God knows how weak we humans can be. That’s why He continually prods us to be good. That’s why daily prayer, or just a moment each day to reflect on your relationship with God, is a very helpful habit.
Image by Imtiyaz Quraishi
By Norm McGraw
I’ve mentioned before that I look for the common idea in the two readings of the Mass as the basis for my reflection. For the readings of Saturday’s mass of the thirty-fourth week, the common idea is “time.” Specifically, the readings refer to the time when we meet Our Maker and how we prepare for that meeting.
The first reading is from Revelations (Revelations 22:1-7). Here John describes heaven. He states, “Night will be no more, nor will they need light from lamp or sun, for the Lord God shall give them light, and they shall reign forever and ever.” Later, he continues, “the Lord, the God of prophetic spirits, sent his angel to show his servants what must happen soon. ‘Behold, I am coming soon’.”

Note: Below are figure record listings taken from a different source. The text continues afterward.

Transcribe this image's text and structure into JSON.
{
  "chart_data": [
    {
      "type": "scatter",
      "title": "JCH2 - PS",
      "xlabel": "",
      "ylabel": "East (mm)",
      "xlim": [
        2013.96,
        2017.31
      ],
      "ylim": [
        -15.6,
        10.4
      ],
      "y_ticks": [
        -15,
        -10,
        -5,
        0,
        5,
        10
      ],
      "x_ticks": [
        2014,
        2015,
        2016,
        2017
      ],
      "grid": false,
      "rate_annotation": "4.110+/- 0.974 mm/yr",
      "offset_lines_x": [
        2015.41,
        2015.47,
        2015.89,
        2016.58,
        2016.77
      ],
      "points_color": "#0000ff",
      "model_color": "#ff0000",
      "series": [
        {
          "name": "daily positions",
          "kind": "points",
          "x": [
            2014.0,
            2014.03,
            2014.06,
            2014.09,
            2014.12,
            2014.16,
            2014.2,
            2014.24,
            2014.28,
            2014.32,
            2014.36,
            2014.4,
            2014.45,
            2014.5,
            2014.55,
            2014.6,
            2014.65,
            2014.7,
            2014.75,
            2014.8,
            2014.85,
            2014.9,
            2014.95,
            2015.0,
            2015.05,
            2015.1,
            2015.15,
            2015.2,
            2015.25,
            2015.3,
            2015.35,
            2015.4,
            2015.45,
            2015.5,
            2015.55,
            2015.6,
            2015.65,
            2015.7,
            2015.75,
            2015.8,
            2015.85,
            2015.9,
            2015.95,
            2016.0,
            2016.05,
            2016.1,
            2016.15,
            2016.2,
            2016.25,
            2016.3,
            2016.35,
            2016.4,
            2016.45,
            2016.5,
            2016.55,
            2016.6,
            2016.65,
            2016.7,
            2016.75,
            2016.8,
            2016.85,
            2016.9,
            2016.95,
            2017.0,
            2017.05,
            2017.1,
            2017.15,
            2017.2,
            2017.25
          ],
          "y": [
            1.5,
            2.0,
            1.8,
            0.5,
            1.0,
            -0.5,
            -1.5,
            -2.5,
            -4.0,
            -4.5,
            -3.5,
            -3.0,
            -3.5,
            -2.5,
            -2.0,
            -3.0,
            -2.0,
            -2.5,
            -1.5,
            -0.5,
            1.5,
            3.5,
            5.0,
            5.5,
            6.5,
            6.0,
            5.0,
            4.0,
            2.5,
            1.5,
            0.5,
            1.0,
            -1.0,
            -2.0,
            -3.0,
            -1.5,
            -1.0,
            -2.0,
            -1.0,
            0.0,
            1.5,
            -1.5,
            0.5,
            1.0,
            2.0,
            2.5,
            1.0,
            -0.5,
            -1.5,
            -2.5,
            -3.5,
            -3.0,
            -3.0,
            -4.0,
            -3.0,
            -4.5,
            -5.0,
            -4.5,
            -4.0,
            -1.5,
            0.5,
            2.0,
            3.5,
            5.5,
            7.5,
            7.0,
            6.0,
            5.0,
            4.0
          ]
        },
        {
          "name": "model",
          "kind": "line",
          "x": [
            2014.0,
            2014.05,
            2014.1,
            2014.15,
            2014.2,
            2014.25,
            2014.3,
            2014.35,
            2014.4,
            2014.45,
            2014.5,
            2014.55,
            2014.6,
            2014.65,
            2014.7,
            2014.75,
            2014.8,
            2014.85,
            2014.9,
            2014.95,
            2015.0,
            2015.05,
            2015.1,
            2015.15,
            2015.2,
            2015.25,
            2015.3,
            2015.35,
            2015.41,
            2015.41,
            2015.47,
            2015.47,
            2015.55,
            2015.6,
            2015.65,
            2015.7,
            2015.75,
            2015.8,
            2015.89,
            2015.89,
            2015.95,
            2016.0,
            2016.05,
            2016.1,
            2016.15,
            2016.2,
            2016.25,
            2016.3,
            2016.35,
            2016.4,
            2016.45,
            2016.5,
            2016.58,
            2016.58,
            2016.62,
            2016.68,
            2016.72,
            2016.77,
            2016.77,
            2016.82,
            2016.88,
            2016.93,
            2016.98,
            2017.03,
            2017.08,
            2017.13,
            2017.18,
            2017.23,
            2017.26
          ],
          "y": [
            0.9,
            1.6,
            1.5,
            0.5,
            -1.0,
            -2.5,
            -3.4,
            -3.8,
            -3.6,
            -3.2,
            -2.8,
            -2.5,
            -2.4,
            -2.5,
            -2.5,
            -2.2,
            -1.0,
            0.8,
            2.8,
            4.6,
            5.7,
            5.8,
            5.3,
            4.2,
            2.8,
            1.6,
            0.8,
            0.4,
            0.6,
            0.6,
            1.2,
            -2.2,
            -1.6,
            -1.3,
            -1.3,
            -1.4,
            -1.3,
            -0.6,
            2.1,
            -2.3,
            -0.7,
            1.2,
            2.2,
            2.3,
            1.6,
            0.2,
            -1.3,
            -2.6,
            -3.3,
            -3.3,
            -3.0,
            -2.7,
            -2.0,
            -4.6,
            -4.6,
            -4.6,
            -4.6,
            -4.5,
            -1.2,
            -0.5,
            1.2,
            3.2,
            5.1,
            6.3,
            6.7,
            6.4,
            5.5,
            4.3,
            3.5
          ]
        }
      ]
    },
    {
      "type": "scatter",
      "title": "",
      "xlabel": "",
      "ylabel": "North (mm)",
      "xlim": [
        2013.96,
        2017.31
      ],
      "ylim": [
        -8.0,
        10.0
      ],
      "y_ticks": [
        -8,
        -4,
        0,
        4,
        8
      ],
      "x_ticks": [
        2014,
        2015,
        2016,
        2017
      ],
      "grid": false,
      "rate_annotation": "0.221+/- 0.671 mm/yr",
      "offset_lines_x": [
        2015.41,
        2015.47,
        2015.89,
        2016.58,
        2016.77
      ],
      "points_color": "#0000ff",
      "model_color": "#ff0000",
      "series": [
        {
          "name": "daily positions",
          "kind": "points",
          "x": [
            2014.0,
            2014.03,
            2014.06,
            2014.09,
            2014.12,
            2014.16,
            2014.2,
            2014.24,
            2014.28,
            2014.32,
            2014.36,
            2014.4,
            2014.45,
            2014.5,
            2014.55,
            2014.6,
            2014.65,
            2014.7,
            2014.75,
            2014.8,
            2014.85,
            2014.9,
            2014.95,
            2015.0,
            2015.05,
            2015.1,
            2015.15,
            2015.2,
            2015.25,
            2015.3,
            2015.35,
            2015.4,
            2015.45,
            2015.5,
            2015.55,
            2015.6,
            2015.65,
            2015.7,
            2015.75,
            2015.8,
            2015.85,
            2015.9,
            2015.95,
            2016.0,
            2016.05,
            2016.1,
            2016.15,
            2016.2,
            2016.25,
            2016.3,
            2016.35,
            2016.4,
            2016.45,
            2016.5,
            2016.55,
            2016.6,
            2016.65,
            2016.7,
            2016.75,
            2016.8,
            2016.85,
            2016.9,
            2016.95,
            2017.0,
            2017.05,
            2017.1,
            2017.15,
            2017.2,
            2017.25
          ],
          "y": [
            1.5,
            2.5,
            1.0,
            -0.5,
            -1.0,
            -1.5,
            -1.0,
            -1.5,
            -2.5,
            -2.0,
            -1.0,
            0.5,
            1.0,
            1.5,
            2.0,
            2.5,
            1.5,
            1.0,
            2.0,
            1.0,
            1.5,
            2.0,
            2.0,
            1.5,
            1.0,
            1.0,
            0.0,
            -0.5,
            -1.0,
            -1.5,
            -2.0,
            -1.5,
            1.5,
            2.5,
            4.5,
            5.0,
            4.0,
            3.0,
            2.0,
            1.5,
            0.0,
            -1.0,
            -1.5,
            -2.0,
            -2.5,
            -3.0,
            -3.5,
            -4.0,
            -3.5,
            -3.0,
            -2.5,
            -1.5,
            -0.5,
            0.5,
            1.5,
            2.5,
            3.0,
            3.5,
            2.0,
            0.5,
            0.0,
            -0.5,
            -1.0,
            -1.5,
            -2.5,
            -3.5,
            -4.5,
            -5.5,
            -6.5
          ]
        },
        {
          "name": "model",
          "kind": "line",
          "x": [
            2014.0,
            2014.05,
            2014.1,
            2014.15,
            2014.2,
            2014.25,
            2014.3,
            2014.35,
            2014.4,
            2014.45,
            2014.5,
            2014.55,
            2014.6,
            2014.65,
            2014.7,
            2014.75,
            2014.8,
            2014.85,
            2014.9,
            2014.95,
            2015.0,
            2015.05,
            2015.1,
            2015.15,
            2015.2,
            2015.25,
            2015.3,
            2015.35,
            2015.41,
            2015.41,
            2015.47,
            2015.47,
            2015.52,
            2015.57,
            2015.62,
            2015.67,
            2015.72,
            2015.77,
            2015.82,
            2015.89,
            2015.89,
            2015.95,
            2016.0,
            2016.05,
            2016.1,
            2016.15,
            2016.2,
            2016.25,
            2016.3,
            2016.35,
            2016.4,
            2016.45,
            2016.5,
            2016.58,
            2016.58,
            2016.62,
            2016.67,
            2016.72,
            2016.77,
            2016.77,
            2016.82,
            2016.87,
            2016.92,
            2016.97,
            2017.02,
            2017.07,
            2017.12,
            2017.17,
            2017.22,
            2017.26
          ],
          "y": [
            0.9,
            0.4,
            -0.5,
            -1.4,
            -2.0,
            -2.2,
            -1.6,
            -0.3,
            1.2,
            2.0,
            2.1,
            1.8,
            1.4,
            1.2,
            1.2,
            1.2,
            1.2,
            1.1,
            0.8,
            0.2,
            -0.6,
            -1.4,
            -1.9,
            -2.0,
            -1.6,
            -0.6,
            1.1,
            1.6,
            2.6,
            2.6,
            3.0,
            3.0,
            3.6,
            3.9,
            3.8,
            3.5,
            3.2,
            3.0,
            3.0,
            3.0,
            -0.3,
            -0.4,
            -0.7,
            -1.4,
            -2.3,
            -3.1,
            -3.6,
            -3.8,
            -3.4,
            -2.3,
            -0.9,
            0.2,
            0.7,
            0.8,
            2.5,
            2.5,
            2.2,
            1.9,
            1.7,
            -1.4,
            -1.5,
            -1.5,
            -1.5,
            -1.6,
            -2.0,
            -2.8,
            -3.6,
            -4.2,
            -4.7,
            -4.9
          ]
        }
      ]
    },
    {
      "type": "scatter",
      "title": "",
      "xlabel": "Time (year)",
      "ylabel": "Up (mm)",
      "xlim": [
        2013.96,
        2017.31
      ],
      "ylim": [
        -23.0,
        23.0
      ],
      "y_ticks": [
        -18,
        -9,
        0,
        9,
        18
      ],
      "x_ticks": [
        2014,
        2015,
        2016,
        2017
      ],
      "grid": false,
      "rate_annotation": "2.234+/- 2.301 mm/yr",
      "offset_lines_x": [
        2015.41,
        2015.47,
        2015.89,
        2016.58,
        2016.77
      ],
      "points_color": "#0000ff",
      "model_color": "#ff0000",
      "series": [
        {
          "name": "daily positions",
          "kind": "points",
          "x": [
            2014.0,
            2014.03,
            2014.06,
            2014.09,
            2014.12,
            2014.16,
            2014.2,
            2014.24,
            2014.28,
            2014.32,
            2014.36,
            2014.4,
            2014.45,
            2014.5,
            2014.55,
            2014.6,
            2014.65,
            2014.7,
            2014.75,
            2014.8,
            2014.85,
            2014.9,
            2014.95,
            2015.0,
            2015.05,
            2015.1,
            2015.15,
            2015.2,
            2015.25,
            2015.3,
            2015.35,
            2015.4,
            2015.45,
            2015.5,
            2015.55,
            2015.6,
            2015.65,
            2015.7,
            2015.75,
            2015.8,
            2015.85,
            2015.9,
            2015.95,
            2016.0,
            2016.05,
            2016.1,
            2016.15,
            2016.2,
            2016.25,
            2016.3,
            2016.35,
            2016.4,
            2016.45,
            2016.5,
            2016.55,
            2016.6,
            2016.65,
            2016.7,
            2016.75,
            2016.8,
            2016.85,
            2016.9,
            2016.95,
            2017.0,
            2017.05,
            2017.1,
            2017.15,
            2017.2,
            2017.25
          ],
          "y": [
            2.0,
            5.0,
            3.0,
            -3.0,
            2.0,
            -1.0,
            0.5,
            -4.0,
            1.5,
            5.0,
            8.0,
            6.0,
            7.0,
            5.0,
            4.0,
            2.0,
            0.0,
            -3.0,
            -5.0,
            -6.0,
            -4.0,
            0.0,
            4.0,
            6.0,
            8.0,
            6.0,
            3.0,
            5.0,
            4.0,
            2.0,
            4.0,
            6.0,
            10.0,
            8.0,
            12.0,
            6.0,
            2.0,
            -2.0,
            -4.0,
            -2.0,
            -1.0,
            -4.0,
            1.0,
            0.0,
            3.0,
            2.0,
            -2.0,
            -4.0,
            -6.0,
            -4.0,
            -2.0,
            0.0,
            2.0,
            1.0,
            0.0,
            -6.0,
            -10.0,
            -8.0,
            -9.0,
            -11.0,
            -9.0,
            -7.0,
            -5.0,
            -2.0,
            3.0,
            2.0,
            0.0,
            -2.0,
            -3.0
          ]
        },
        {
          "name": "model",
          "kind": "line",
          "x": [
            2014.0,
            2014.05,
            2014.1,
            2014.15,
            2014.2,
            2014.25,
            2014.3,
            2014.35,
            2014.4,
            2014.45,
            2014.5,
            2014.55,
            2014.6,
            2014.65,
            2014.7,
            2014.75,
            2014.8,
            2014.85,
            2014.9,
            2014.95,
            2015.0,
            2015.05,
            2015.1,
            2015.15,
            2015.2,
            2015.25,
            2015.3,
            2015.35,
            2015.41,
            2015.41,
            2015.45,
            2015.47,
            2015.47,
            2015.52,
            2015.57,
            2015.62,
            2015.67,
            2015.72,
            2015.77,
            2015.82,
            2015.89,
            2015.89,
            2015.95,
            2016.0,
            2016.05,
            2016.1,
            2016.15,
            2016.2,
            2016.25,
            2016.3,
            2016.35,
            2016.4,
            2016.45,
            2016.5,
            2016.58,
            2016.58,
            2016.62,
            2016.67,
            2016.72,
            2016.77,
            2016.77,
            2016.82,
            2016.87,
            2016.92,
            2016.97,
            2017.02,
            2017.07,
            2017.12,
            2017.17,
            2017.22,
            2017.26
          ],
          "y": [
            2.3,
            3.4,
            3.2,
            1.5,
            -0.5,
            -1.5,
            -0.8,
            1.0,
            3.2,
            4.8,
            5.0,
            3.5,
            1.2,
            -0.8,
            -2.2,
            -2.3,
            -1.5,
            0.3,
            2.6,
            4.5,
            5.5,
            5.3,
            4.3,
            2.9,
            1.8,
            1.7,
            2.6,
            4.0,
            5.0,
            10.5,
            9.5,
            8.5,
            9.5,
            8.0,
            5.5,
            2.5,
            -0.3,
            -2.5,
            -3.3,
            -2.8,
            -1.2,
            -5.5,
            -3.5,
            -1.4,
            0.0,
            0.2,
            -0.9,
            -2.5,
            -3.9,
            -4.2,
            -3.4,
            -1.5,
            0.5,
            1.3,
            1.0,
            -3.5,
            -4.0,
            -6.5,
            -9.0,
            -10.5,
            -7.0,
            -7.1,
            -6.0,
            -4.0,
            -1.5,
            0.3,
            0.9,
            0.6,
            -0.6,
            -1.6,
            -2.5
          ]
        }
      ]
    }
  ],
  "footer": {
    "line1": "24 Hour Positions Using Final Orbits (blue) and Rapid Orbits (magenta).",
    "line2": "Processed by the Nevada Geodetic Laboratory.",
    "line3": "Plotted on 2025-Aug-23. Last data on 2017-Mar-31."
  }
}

In the second reading from Luke (Luke 21:34-36), Jesus tells his disciples how to prepare to face God after our life here on earth. “Be vigilant at all times and pray that you have the strength to escape the tribulations that are imminent and to stand before the Son of Man.”
When we reflect upon the concept of time, we view it in perspective, such as the past (what has happened), the present (what is happening), and the future (what will happen). Our past is riddled with happy and sad moments, the present becomes the past before we know it, and the future can be anything from something hopeful to something dreadful.
As a scientist, Albert Einstein viewed space and time as related properties in nature.
But God doesn’t view time as we do. He is omnipotent, all-knowing, all-loving, the Creator of all things, the Ultimate Judge and the Almighty, He sees time past, present, and future as now.
That view is one that we will never completely grasp. That’s because God’s view is always NOW, His advice comes from a perfect perspective.
Jesus explains it to us. “Be vigilant at all times.” In effect, he is telling us to stay focused on God’s two greatest commandments—love Him and love your neighbors. Act the way that He would want you to act.
This is a difficult challenge for us because every day we are faced with “tribulations that are imminent” that are part of “the anxieties of daily life.” That’s why daily prayer, or just a moment each day to reflect on your relationship with God, is a very helpful habit.
God knows how weak we humans can be. That’s why He continually prods us to be good.
By doing what He wishes, we do what’s best for ourselves.